3        Non-contrast CT scan showing no hemorrhage or well-established infarct

4        Treatment within 6 hours of established, non-fluctuating deficits due to Anterior Circulation (carotid/MCA) stroke. The window of opportunity for treatment is less well defined in posterior circulation (Vertebral/ Basilar) ischemia, and patients may have fluctuating, reversible ischemic symptoms over many hours or even days and still be appropriate candidates for therapy.

 

Absolute Exclusion Criteria:

1        Mild or rapidly improving deficits

2        Hemorrhage on CT; well-established acute infarct on CT; any other CT diagnosis that contraindicates treatment (tumor, abscess, etc.)

3        Known CNS vascular malformation or tumor

4        Bacterial endocarditis

5        Life expectancy < 1 year from other causes

6        Known or suspected hypersensitivity to urokinase.

7        Other thrombolytic therapy in the last 72 hours.

 

Relative Contra-Indications:

1        Significant trauma within 3 months (includes CPR with chest compressions within past 10 days)

2        Stroke within 3 months

3        History of intracranial hemorrhage; or symptoms suspicious for subarachnoid hemorrhage

4        Major surgery within past 14 days

5        Minor surgery within past 10 days, including liver and kidney biopsy, thoracocentesis, lumbar puncture

6        Arterial puncture at a non-compressible site within past 14 days.

7        Pregnant (up to 10 days postpartum) or nursing woman

8        Gastrointestinal, urologic, or respiratory hemorrhage within past 21 days

9        Known bleeding diathesis (includes renal and hepatic insufficiency)

10    Peritoneal dialysis or hemodialysis

11    PTT > 40 sec; PT > 15 (INR > 1.7); platelet count < 100,000

12    Seizure at onset of stroke (This relative contra-indication is intended to prevent treatment of patients with a deficit due to postictal Todd's paralysis or with seizure due to some other CNS lesion that precludes thrombolytic therapy.
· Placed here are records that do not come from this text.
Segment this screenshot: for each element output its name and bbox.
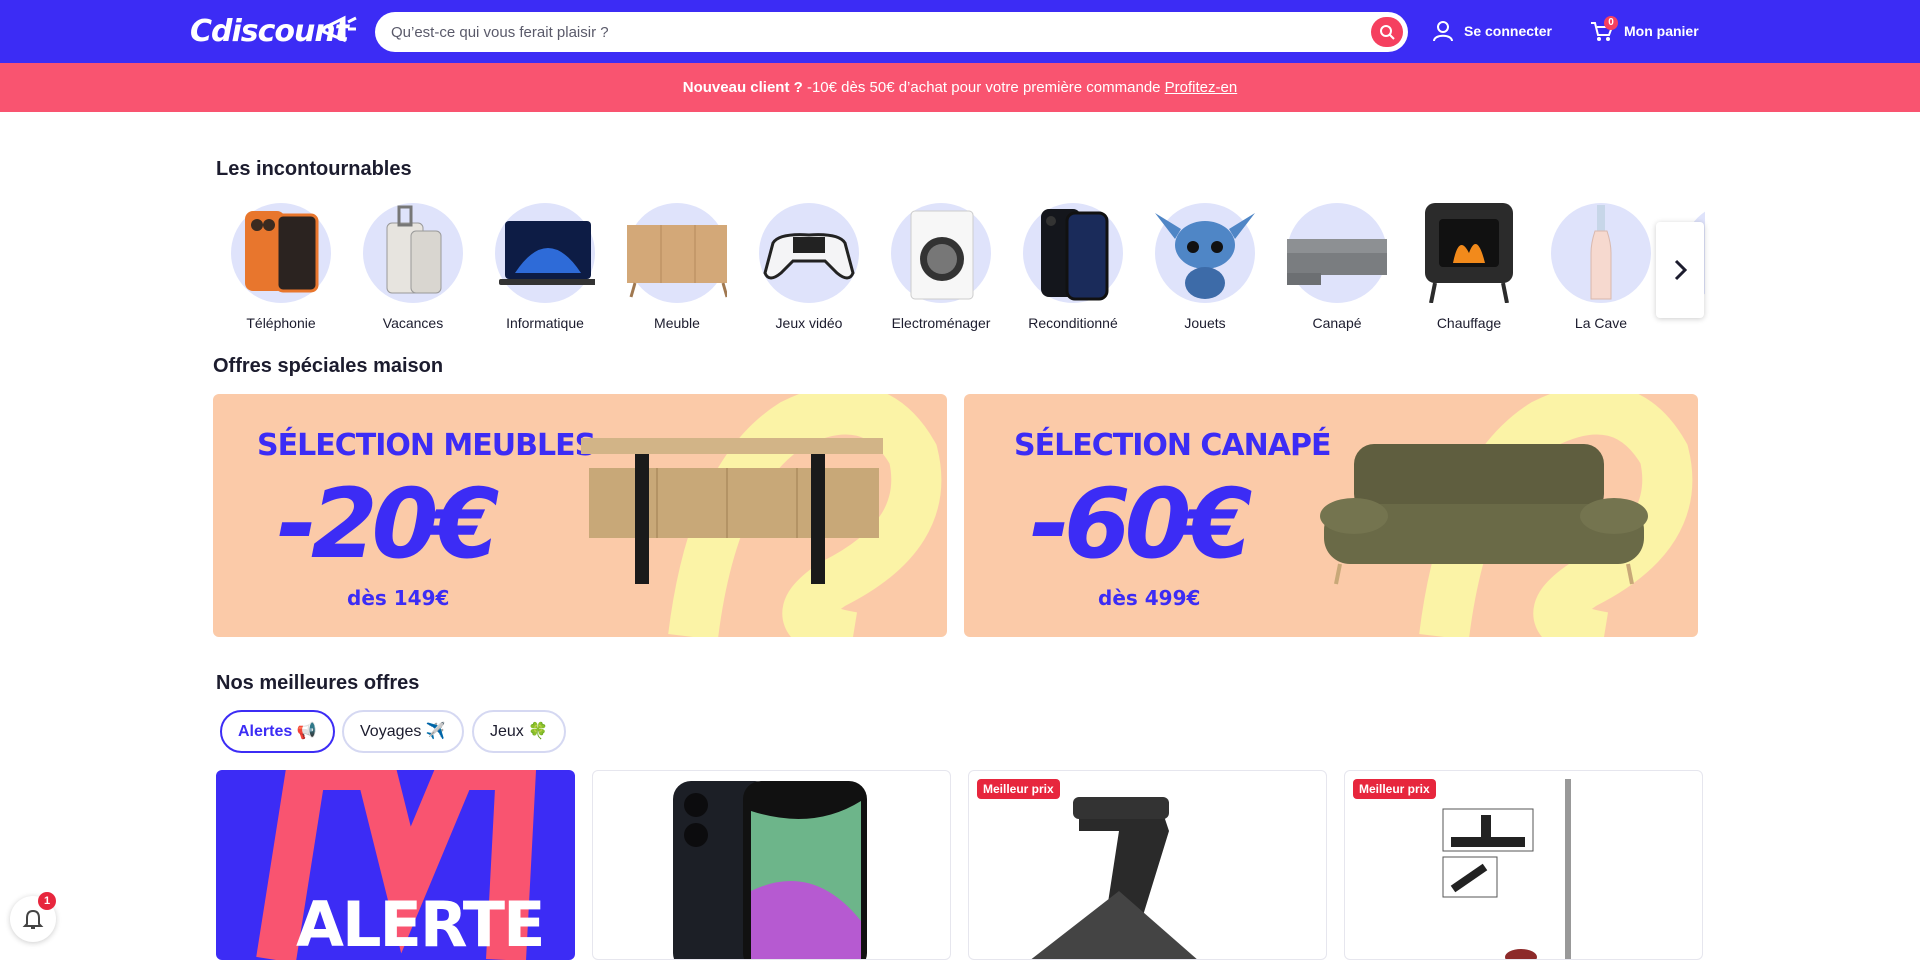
plush-toy-icon — [1155, 203, 1255, 303]
iphone-image — [673, 781, 867, 959]
category-telephonie[interactable]: Téléphonie — [215, 203, 347, 331]
search-button[interactable] — [1371, 17, 1403, 47]
header: Cdiscount Se connecter 0 Mon panier — [0, 0, 1920, 63]
banner-discount: -60€ — [1030, 468, 1252, 580]
sideboard-icon — [627, 203, 727, 303]
category-label: Meuble — [654, 315, 700, 331]
sofa-icon — [1287, 203, 1387, 303]
user-icon — [1433, 21, 1453, 42]
washing-machine-icon — [891, 203, 991, 303]
carousel-next-button[interactable] — [1656, 222, 1704, 318]
bell-icon — [22, 909, 44, 929]
alert-text: ALERTE — [296, 888, 545, 960]
phone-icon — [231, 203, 331, 303]
sofa-image — [1320, 444, 1648, 585]
stove-icon — [1419, 203, 1519, 303]
promo-text: -10€ dès 50€ d’achat pour votre première… — [802, 79, 1165, 96]
promo-link[interactable]: Profitez-en — [1165, 79, 1238, 96]
category-label: Electroménager — [891, 315, 991, 331]
category-label: Vacances — [382, 315, 444, 331]
product-card[interactable] — [592, 770, 951, 960]
meilleures-title: Nos meilleures offres — [216, 672, 420, 694]
login-link[interactable]: Se connecter — [1432, 20, 1552, 42]
product-card-alert[interactable]: ALERTE — [216, 770, 575, 960]
banner-condition: dès 149€ — [347, 586, 450, 610]
banner-heading: SÉLECTION MEUBLES — [257, 428, 596, 463]
promo-banner: Nouveau client ? -10€ dès 50€ d’achat po… — [0, 63, 1920, 112]
banner-heading: SÉLECTION CANAPÉ — [1014, 428, 1331, 463]
promo-bold: Nouveau client ? — [682, 79, 803, 96]
tab-alertes[interactable]: Alertes 📢 — [220, 710, 335, 753]
category-label: Téléphonie — [246, 315, 316, 331]
cart-count-badge: 0 — [1604, 16, 1618, 30]
cdiscount-logo[interactable]: Cdiscount — [190, 12, 358, 52]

If rapid diagnosis of vascular occlusion can be made, treatment may be given.)

13    Glucose < 50 or > 400 (This relative contra-indication is intended to prevent treatment of patients with focal deficits due to hypo- or hyperglycemia. If the deficit persists after correction of the serum glucose, or if rapid diagnosis of vascular occlusion can be made, treatment may be given.)

Patients who present beyond 3 hours and less than 8 hours and/or have contraindications to receiving tPA will be brought to the Interventional Neuro-Radiology Suite for either mechanical clot disruption or catheter directed intra-arterial urokinase.  The decision will be made at the time of catheterization by the neuro-interventionalist.

Procedure:

A kit of 5 vials of urokinase (UK) injection 250,000 units will be kept in the Neuro-Radiology Suite for use in this patient population only.  Approved physicians are James Rabinov, Johnny Pryor, and Joshua Hirsch.  Patients will receive IA UK in 250,000 unit aliquots up to a maximum of 1.25 million units. UK 250,000 units will be reconstituted with 5 mls of sterile water for injection and administered slowly over 10-15 minutes with angiograms in between.